Fr. Dwight Longenecker follows up on the Pope’s recent promotion of cooperatives as a better alternative to actually owning your own business. In doing so he rolls out a false dichotomy which is uttered so often it reminds me of how the Constitution calls for separation of church and state. It doesn’t, and Catholic teaching doesn’t call for checks on capitalism either.
To understand Pope Francis’ economics we need to turn away from the simplistic clash between left-wing socialism and right-wing capitalism. Catholic social teaching condemns socialism for substituting state systems of welfare for personal responsibility, and for obliterating individual freedoms through oppressive state control.
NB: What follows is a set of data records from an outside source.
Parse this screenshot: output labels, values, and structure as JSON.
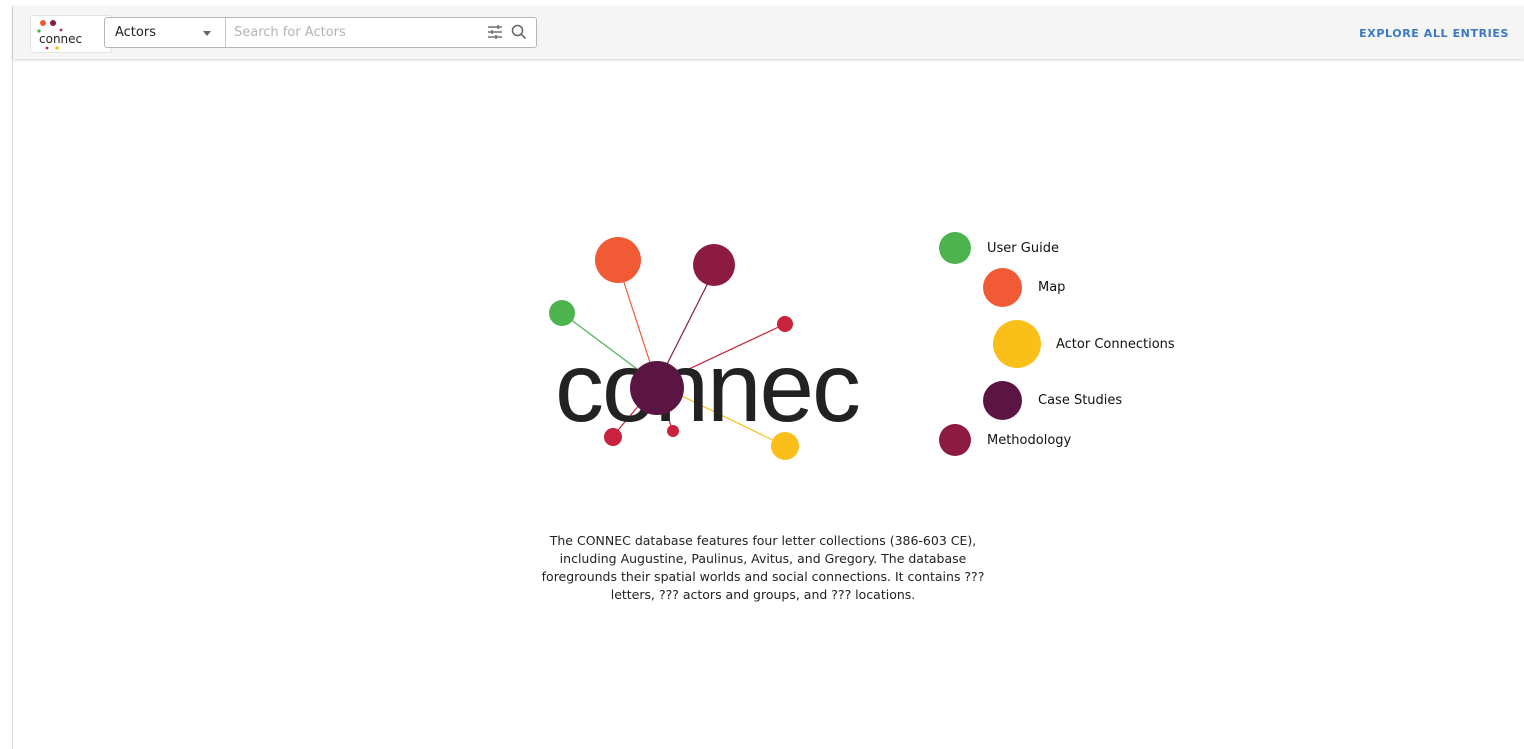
{
  "app": {
    "logo_text": "connec"
  },
  "search": {
    "category": "Actors",
    "placeholder": "Search for Actors",
    "filter_icon": "tune-icon",
    "search_icon": "search-icon"
  },
  "header": {
    "explore_label": "EXPLORE ALL ENTRIES"
  },
  "hero": {
    "wordmark": "connec"
  },
  "nav": [
    {
      "label": "User Guide",
      "color": "#4db34d"
    },
    {
      "label": "Map",
      "color": "#f05a35"
    },
    {
      "label": "Actor Connections",
      "color": "#fbbf1a"
    },
    {
      "label": "Case Studies",
      "color": "#5a1543"
    },
    {
      "label": "Methodology",
      "color": "#8c1a41"
    }
  ],
  "description": {
    "text": "The CONNEC database features four letter collections (386-603 CE), including Augustine, Paulinus, Avitus, and Gregory. The database foregrounds their spatial worlds and social connections. It contains ??? letters, ??? actors and groups, and ??? locations."
  },
  "colors": {
    "accent_link": "#3a78c4",
    "hub": "#5a1543",
    "orange": "#f05a35",
    "maroon": "#8c1a41",
    "green": "#4db34d",
    "red": "#c8223c",
    "yellow": "#fbbf1a"
  }
}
Catholic social teaching also condemns unrestrained capitalism for focusing only on the quest for wealth at the expense of workers, the environment and the common good.
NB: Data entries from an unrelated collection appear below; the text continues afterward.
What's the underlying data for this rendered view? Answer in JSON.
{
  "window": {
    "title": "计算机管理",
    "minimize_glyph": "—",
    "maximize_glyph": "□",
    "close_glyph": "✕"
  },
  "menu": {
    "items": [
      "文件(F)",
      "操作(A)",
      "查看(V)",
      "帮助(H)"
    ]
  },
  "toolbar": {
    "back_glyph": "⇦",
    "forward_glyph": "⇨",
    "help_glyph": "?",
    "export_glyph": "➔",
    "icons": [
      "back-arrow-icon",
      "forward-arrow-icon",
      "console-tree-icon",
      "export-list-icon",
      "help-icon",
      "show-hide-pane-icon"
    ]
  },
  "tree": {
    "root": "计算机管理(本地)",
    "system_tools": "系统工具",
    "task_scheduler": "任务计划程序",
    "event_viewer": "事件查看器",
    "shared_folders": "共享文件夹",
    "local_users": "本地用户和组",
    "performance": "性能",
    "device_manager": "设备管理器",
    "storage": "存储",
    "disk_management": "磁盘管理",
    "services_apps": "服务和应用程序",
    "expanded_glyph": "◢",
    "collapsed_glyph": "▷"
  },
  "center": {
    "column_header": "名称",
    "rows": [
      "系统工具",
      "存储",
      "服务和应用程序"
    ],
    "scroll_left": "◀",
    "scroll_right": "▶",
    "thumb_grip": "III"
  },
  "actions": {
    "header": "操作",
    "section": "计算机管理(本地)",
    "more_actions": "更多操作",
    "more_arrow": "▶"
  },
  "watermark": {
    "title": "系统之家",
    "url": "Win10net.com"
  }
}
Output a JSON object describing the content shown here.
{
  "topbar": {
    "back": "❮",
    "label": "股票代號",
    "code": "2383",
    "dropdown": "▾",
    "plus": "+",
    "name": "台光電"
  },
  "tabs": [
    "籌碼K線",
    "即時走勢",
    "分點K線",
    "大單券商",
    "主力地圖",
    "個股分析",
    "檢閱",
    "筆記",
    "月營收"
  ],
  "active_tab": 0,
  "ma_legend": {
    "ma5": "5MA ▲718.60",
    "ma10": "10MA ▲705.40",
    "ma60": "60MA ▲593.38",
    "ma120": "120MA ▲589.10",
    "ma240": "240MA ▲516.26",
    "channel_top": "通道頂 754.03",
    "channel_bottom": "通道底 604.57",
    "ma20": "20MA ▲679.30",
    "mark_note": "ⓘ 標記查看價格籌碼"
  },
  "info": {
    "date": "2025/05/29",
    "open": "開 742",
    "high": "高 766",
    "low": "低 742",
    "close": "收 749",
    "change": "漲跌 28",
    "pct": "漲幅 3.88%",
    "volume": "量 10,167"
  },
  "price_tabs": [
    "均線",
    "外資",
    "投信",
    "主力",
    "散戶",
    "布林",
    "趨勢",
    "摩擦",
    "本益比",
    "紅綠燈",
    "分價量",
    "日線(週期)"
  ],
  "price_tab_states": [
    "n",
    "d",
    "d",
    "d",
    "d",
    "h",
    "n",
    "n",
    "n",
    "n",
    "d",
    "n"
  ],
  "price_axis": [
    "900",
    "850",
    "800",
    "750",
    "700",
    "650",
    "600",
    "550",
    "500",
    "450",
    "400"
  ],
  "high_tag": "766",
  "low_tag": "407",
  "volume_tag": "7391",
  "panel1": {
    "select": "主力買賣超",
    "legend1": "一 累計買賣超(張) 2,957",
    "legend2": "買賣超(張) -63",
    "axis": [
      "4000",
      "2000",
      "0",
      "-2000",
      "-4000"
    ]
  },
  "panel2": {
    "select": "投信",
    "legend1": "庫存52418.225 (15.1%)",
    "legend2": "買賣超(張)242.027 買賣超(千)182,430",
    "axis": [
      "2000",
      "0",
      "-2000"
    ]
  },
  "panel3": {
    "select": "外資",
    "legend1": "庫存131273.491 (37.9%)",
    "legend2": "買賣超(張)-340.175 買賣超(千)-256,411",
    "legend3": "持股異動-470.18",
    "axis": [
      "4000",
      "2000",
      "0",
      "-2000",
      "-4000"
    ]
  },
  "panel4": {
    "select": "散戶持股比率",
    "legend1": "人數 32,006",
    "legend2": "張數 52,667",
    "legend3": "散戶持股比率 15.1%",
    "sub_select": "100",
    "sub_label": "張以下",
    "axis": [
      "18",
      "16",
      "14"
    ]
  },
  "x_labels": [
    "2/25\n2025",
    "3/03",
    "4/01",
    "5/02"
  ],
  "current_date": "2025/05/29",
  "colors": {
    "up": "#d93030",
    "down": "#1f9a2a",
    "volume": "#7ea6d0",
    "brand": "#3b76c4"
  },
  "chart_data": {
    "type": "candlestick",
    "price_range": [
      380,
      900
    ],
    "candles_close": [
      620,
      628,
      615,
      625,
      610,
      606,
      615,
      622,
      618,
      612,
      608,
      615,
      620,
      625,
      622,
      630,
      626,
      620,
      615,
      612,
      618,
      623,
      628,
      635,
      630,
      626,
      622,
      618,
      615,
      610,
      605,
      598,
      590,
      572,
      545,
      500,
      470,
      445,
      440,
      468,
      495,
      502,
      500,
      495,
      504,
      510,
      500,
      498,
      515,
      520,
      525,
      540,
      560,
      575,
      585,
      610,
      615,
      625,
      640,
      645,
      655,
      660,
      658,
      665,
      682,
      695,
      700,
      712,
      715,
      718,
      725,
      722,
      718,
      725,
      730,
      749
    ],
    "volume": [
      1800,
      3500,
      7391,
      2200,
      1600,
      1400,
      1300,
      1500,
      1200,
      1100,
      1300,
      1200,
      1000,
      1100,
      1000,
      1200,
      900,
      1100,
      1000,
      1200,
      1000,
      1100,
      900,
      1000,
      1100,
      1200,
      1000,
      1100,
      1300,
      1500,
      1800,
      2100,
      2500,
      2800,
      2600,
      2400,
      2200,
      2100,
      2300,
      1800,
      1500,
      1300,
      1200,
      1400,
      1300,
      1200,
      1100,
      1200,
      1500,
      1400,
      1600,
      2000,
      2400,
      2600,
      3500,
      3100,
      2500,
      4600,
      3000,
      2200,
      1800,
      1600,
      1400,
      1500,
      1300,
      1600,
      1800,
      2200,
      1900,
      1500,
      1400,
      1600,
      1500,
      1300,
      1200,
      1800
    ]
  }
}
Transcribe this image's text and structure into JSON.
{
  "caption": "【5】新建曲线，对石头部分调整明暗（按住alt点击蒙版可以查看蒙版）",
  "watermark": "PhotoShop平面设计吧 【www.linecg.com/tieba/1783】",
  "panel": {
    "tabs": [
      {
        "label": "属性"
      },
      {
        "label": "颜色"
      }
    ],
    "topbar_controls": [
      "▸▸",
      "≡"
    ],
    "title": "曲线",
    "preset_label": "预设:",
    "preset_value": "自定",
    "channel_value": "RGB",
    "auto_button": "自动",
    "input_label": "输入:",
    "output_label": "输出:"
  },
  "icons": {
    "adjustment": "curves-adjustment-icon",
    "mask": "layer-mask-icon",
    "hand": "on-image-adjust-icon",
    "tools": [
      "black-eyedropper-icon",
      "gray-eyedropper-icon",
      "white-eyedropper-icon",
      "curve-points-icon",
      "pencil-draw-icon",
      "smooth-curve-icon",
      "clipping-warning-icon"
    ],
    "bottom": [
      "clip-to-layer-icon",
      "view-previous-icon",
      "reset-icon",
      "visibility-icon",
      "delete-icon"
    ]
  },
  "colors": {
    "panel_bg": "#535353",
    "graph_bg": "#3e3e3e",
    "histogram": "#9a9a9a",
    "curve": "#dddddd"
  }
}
The Church condemns greed not ‘excess capitalism.’ Capitalism is just what happens when people are left alone to use their own property and energy. It really isn’t an ‘ism’ at all. It’s just natural rights and freedom. In its other sense ‘Capitalism’, as in the concentration of wealth and capacity in the hands of a few, is a result of oppressive laws which infringe upon the rights of others. That kind of capitalism doesn’t come from too much freedom, but from too little.
Pope St. John Paul II called both socialism and capitalism, “Atheistic, materialistic systems.” What he meant was that both systems focus only on the worldly attainment of money and power. They operate as if God does not exist, and each in their own way, subject the human person to the drive for wealth and power. In doing so, devotees of both systems worship money— “the devil’s dung.”
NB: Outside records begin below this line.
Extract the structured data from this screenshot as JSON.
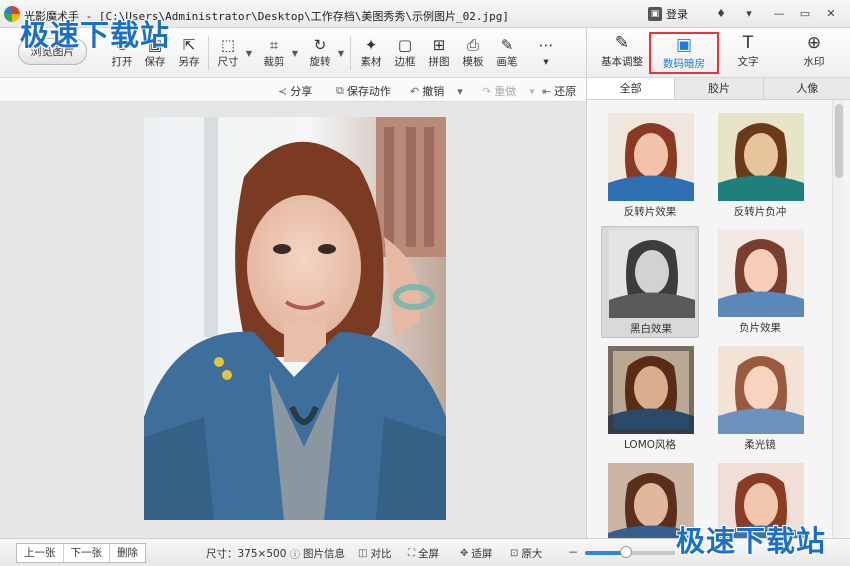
{
  "window": {
    "title": "光影魔术手 - [C:\\Users\\Administrator\\Desktop\\工作存档\\美图秀秀\\示例图片_02.jpg]",
    "login_label": "登录"
  },
  "watermark": "极速下载站",
  "toolbar": {
    "browse_label": "浏览图片",
    "tools": [
      {
        "label": "打开",
        "icon": "open-icon"
      },
      {
        "label": "保存",
        "icon": "save-icon"
      },
      {
        "label": "另存",
        "icon": "save-as-icon"
      },
      {
        "label": "尺寸",
        "icon": "resize-icon"
      },
      {
        "label": "裁剪",
        "icon": "crop-icon"
      },
      {
        "label": "旋转",
        "icon": "rotate-icon"
      },
      {
        "label": "素材",
        "icon": "material-icon"
      },
      {
        "label": "边框",
        "icon": "frame-icon"
      },
      {
        "label": "拼图",
        "icon": "collage-icon"
      },
      {
        "label": "模板",
        "icon": "template-icon"
      },
      {
        "label": "画笔",
        "icon": "brush-icon"
      }
    ]
  },
  "panel_tabs": [
    {
      "label": "基本调整",
      "icon": "adjust-icon"
    },
    {
      "label": "数码暗房",
      "icon": "darkroom-icon",
      "active": true
    },
    {
      "label": "文字",
      "icon": "text-icon"
    },
    {
      "label": "水印",
      "icon": "watermark-icon"
    }
  ],
  "actions": {
    "share": "分享",
    "save_action": "保存动作",
    "undo": "撤销",
    "redo": "重做",
    "restore": "还原"
  },
  "filter_tabs": [
    {
      "label": "全部",
      "active": true
    },
    {
      "label": "胶片"
    },
    {
      "label": "人像"
    }
  ],
  "filters": [
    {
      "label": "反转片效果"
    },
    {
      "label": "反转片负冲"
    },
    {
      "label": "黑白效果",
      "selected": true
    },
    {
      "label": "负片效果"
    },
    {
      "label": "LOMO风格"
    },
    {
      "label": "柔光镜"
    },
    {
      "label": ""
    },
    {
      "label": ""
    }
  ],
  "statusbar": {
    "prev": "上一张",
    "next": "下一张",
    "delete": "删除",
    "size": "尺寸：375×500",
    "info": "图片信息",
    "compare": "对比",
    "fullscreen": "全屏",
    "fit": "适屏",
    "original": "原大",
    "zoom_fraction": 0.45
  },
  "colors": {
    "accent": "#1a7fd8",
    "highlight_border": "#e33333",
    "watermark": "#1a70c8"
  }
}
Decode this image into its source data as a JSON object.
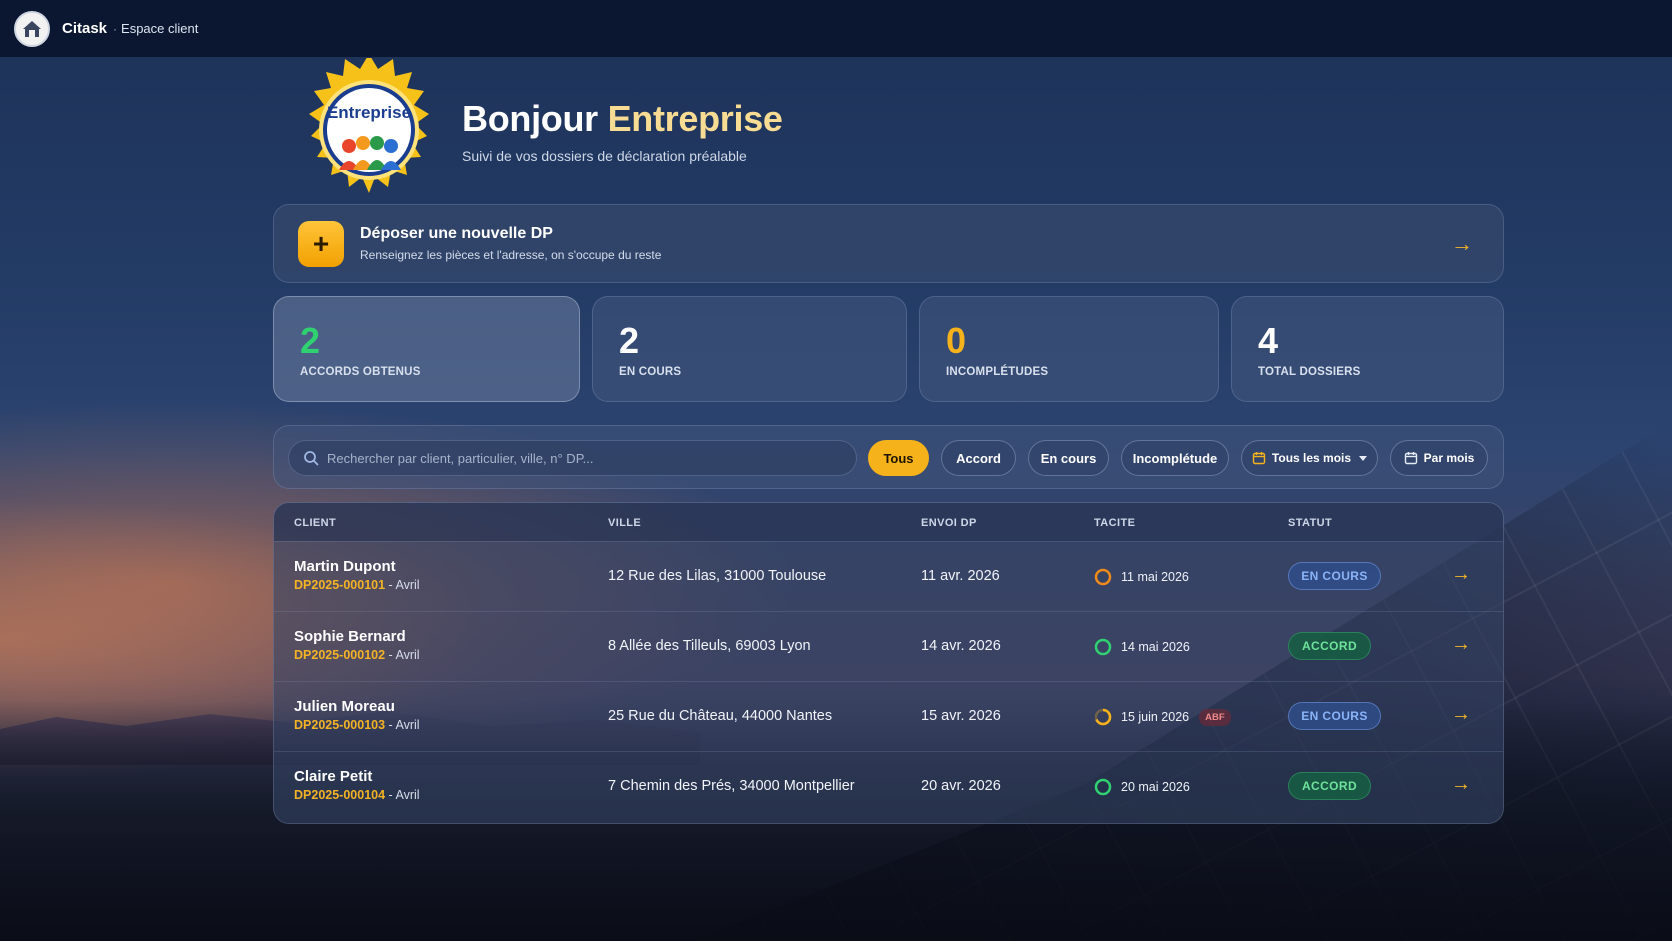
{
  "app": {
    "name": "Citask",
    "separator": "·",
    "section": "Espace client"
  },
  "hero": {
    "badge_text": "Entreprise",
    "greeting": "Bonjour",
    "company": "Entreprise",
    "subtitle": "Suivi de vos dossiers de déclaration préalable"
  },
  "cta": {
    "title": "Déposer une nouvelle DP",
    "description": "Renseignez les pièces et l'adresse, on s'occupe du reste",
    "plus": "+",
    "arrow": "→"
  },
  "stats": [
    {
      "value": "2",
      "label": "ACCORDS OBTENUS",
      "color": "#2fd170"
    },
    {
      "value": "2",
      "label": "EN COURS",
      "color": "#ffffff"
    },
    {
      "value": "0",
      "label": "INCOMPLÉTUDES",
      "color": "#f6b21b"
    },
    {
      "value": "4",
      "label": "TOTAL DOSSIERS",
      "color": "#ffffff"
    }
  ],
  "filters": {
    "search_placeholder": "Rechercher par client, particulier, ville, n° DP...",
    "chips": [
      "Tous",
      "Accord",
      "En cours",
      "Incomplétude"
    ],
    "active_chip": "Tous",
    "month_select": "Tous les mois",
    "group_toggle": "Par mois"
  },
  "table": {
    "headers": [
      "CLIENT",
      "VILLE",
      "ENVOI DP",
      "TACITE",
      "STATUT"
    ],
    "rows": [
      {
        "client": "Martin Dupont",
        "ref": "DP2025-000101",
        "month": "Avril",
        "address": "12 Rue des Lilas, 31000 Toulouse",
        "sent": "11 avr. 2026",
        "tacite": "11 mai 2026",
        "tacite_icon": "ring-orange",
        "abf": "",
        "status": "EN COURS",
        "arrow": "→"
      },
      {
        "client": "Sophie Bernard",
        "ref": "DP2025-000102",
        "month": "Avril",
        "address": "8 Allée des Tilleuls, 69003 Lyon",
        "sent": "14 avr. 2026",
        "tacite": "14 mai 2026",
        "tacite_icon": "ring-green",
        "abf": "",
        "status": "ACCORD",
        "arrow": "→"
      },
      {
        "client": "Julien Moreau",
        "ref": "DP2025-000103",
        "month": "Avril",
        "address": "25 Rue du Château, 44000 Nantes",
        "sent": "15 avr. 2026",
        "tacite": "15 juin 2026",
        "tacite_icon": "ring-yellow-partial",
        "abf": "ABF",
        "status": "EN COURS",
        "arrow": "→"
      },
      {
        "client": "Claire Petit",
        "ref": "DP2025-000104",
        "month": "Avril",
        "address": "7 Chemin des Prés, 34000 Montpellier",
        "sent": "20 avr. 2026",
        "tacite": "20 mai 2026",
        "tacite_icon": "ring-green",
        "abf": "",
        "status": "ACCORD",
        "arrow": "→"
      }
    ]
  },
  "colors": {
    "accent": "#f6b21b",
    "topbar": "#0b1730",
    "status_en_cours": "#8ab4f8",
    "status_accord": "#6fe39c"
  }
}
Sourcing contemporary encyclicals exclusively is a dangerous way to interpret Catholic teaching. Looking at society as it stood, Pope John Paul saw atheistic banking and finance empires concentrating wealth. This doesn’t mean we should check the God-given freedom to own and operate an enterprise. Money is the root of all evil, not evil in itself. It’s just a way to facilitate exchange, a transfer of power. It has to be misused to be called ‘dung’.
Instead, in his address to the members of the Italian co operative movement, Pope Francis emphasized economic principles that focus on the human person and the human family. The Italian Confederation of Cooperatives encourages private enterprise, helps fund start up businesses and draws people together into shared ownership of businesses for their own welfare and the assistance of the poor.
A cooperative illustrates one of the basic principles of Catholic social teaching: solidarity. Solidarity is the shared community of individuals and families for the common good. The Catholic solidarity principle is different from socialism because it is from the ground up rather than the top down. Socialism and communism attempt to impose a form of solidarity through state control whereas true solidarity is a genuine movement of the people for the people and by the people.
This turns the concept of subsidiarity on its head. Subsidiarity is the concentration of power as close to grass roots as possible, not solidarity. Socialists like to pretend that their form of solidarity is all about the people too but it never is. It just does what co-ops do. It removes real ownership and hands power to high-level administrators.
Someone has to run a co-op and it can’t be the owners because if everyone’s an owner than no-one is.